SPY Fast and furious.

EVER SINCE Paul Feig cast her in Bridesmaids as a sentient fart joke, Melissa McCarthy's had the odd privilege of becoming super famous overnight and getting worse roles for it. Anyone who's followed her since Gilmore Girls knows what McCarthy's capable of, but bombs like Tammy have left her comedic timing and, oh, her acting ability, deeply under-utilized. So I had my doubts about Feig's latest McCarthy vehicle, the spy-movie sendup, um, Spy. I was pretty sure I was about to witness two hours of one of my favorite actors just tripping over stuff.

Oh, how wrong I was! Right around the moment I realized I'd get to see Melissa McCarthy beat the shit out of lunky Bond villains for 120 minutes, I knew my doubts were unfounded. I also physically could not stop laughing. Not only is Spy funnier than Bridesmaids, it's funnier than most movies that think they're funny.
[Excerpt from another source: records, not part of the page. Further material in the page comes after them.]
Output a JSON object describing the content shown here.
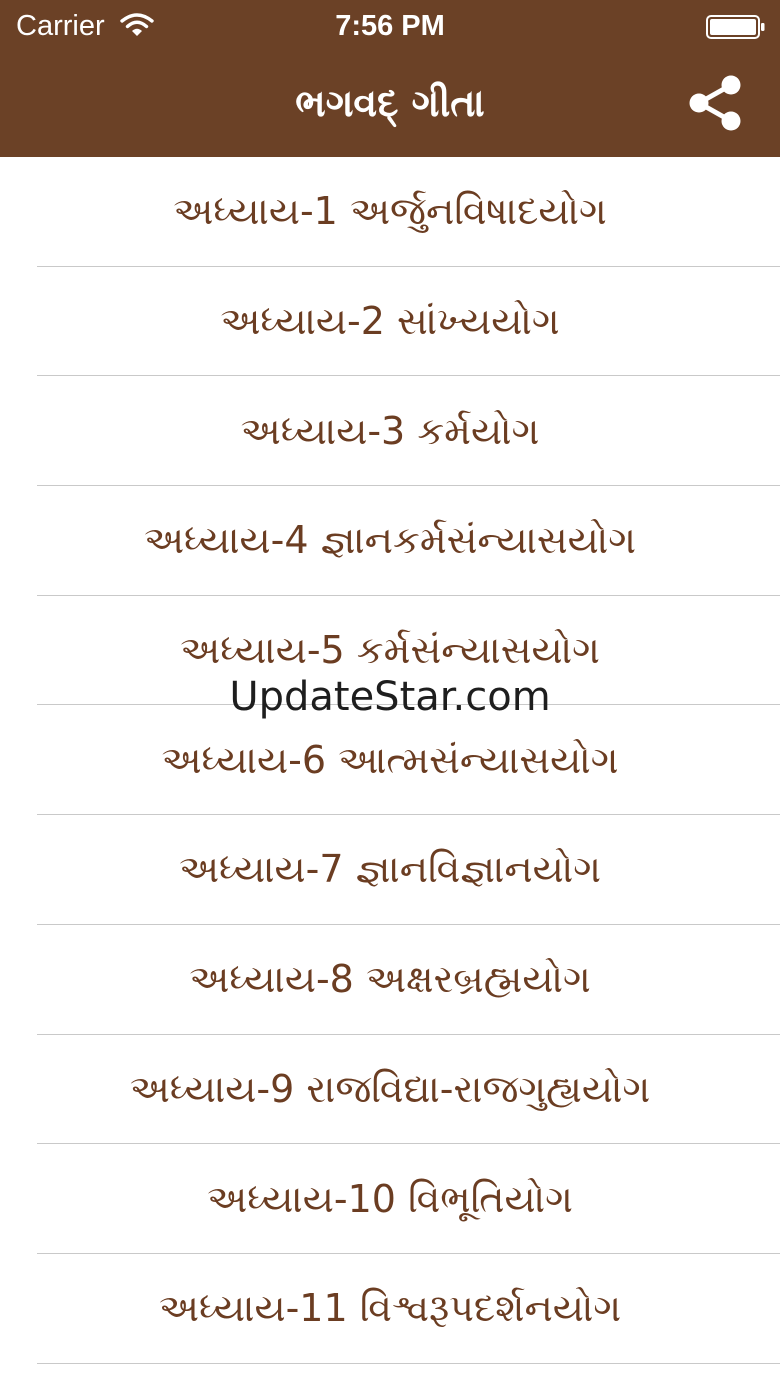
{
  "status_bar": {
    "carrier": "Carrier",
    "time": "7:56 PM",
    "wifi_icon": "wifi-icon",
    "battery_icon": "battery-icon"
  },
  "nav_bar": {
    "title": "ભગવદ્ ગીતા",
    "share_icon": "share-icon",
    "background_color": "#6b4126"
  },
  "chapters": [
    {
      "label": "અધ્યાય-1  અર્જુનવિષાદયોગ"
    },
    {
      "label": "અધ્યાય-2  સાંખ્યયોગ"
    },
    {
      "label": "અધ્યાય-3  કર્મયોગ"
    },
    {
      "label": "અધ્યાય-4  જ્ઞાનકર્મસંન્યાસયોગ"
    },
    {
      "label": "અધ્યાય-5  કર્મસંન્યાસયોગ"
    },
    {
      "label": "અધ્યાય-6  આત્મસંન્યાસયોગ"
    },
    {
      "label": "અધ્યાય-7  જ્ઞાનવિજ્ઞાનયોગ"
    },
    {
      "label": "અધ્યાય-8  અક્ષરબ્રહ્મયોગ"
    },
    {
      "label": "અધ્યાય-9  રાજવિદ્યા-રાજગુહ્યયોગ"
    },
    {
      "label": "અધ્યાય-10  વિભૂતિયોગ"
    },
    {
      "label": "અધ્યાય-11  વિશ્વરૂપદર્શનયોગ"
    }
  ],
  "watermark": "UpdateStar.com",
  "colors": {
    "text": "#6b3d22",
    "divider": "#c9c9c9"
  }
}
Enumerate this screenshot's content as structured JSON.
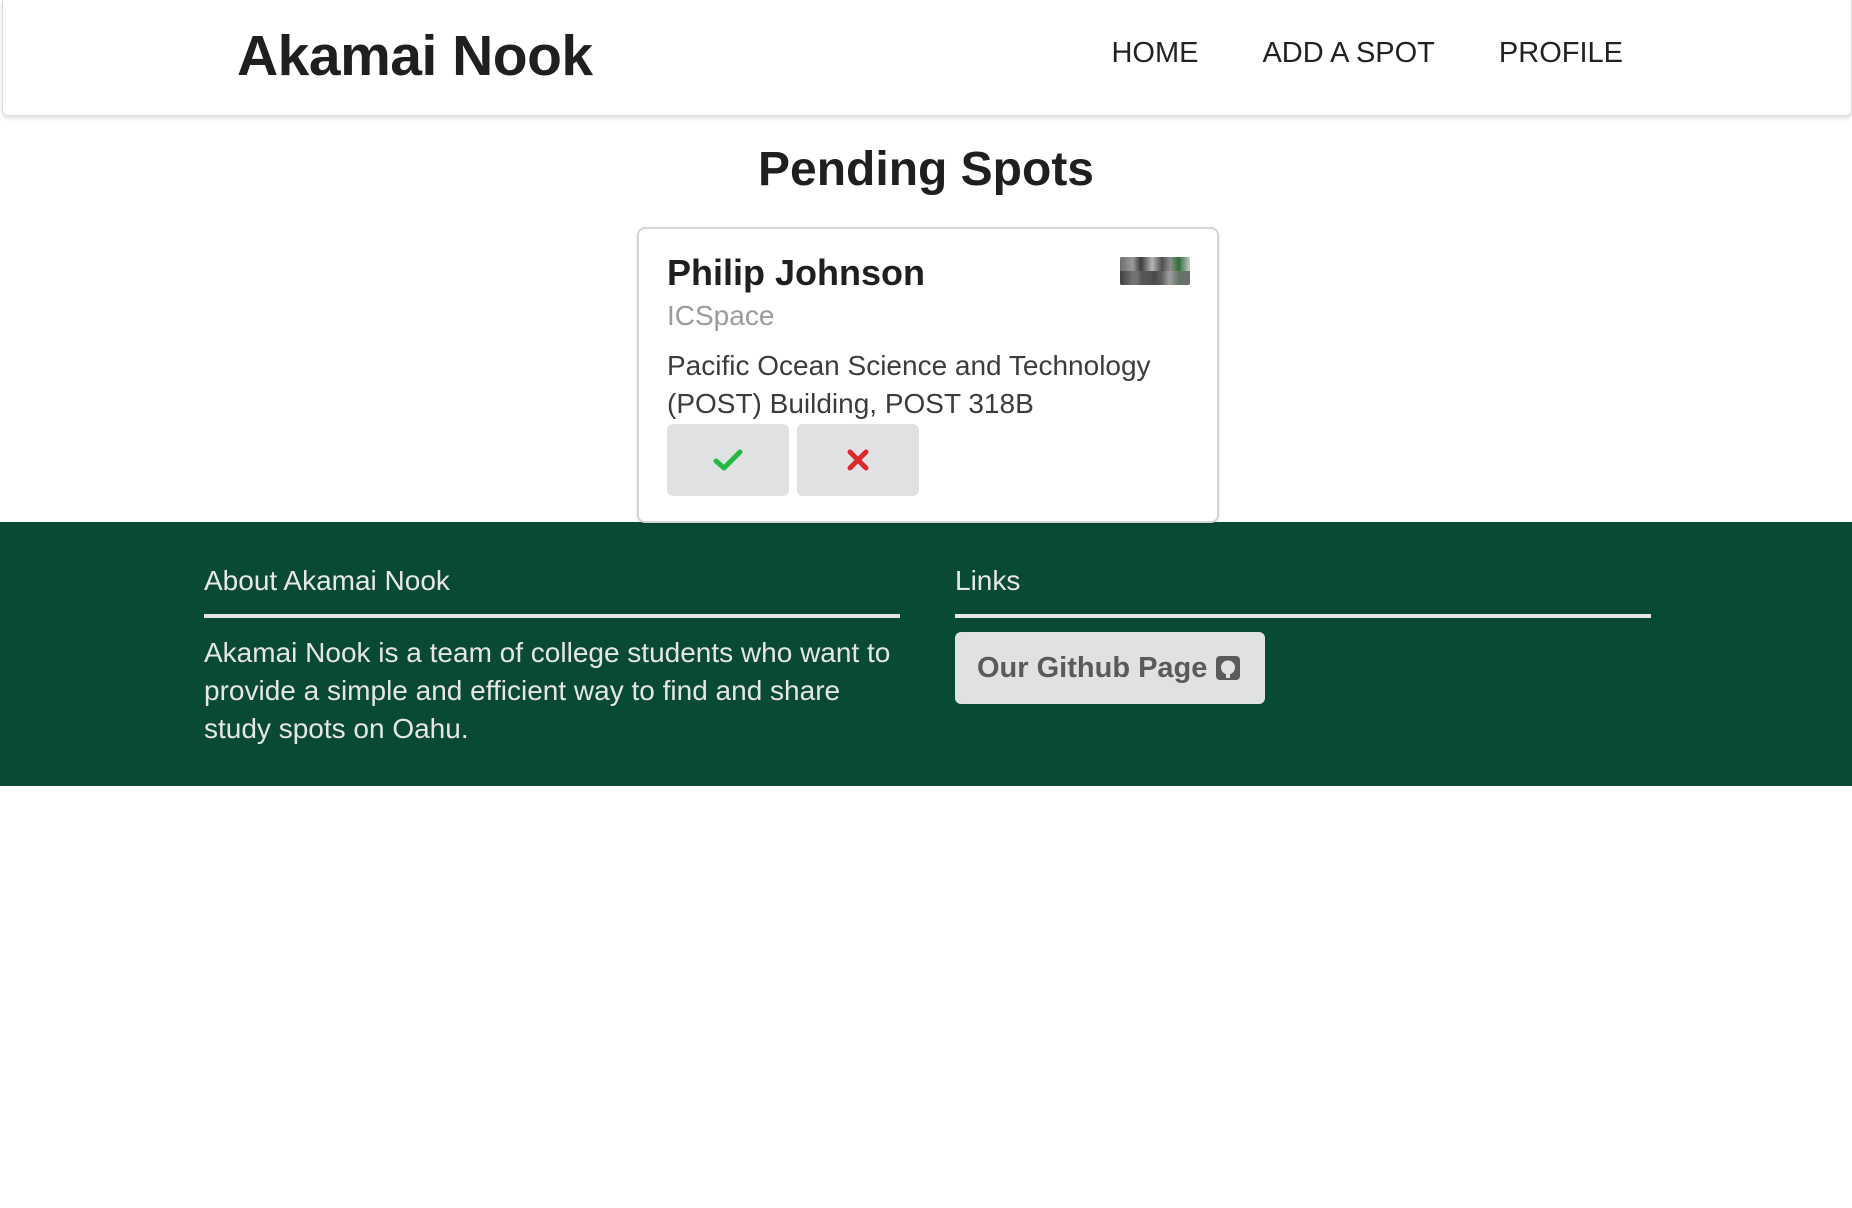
{
  "header": {
    "brand": "Akamai Nook",
    "nav": [
      {
        "label": "HOME"
      },
      {
        "label": "ADD A SPOT"
      },
      {
        "label": "PROFILE"
      }
    ]
  },
  "main": {
    "title": "Pending Spots",
    "card": {
      "name": "Philip Johnson",
      "meta": "ICSpace",
      "description": "Pacific Ocean Science and Technology (POST) Building, POST 318B",
      "approve_icon": "check-icon",
      "reject_icon": "close-icon",
      "approve_color": "#21ba45",
      "reject_color": "#db2828"
    }
  },
  "footer": {
    "about_heading": "About Akamai Nook",
    "about_text": "Akamai Nook is a team of college students who want to provide a simple and efficient way to find and share study spots on Oahu.",
    "links_heading": "Links",
    "github_label": "Our Github Page",
    "github_icon": "github-square-icon",
    "background_color": "#094a33"
  }
}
McCarthy is wonderful as Susan Cooper, a CIA analyst who finally strikes out from her behind-the-scenes post to hunt down an extremely rich lady—Rose Byrne, sneering perfectly and harboring a top-secret weapon. They're pursued by a rogue agent played by action hero Jason Statham, basically playing action hero Jason Statham, with 100 percent more awkward waffling in ill-fitting loafers. And just when you think things can't get better, 50 Cent appears! Down to the opening credits, no James Bond cliché is left un-mocked, but it's not all nonsense: At its heart, Spy has some really smart things to say about what it's like to be a woman in a male-dominated line of work. Plus, Jude Law says "CRRRRRRAZY CUPCAKE" in a psychotic voice. I dunno. I think all my dreams just came true.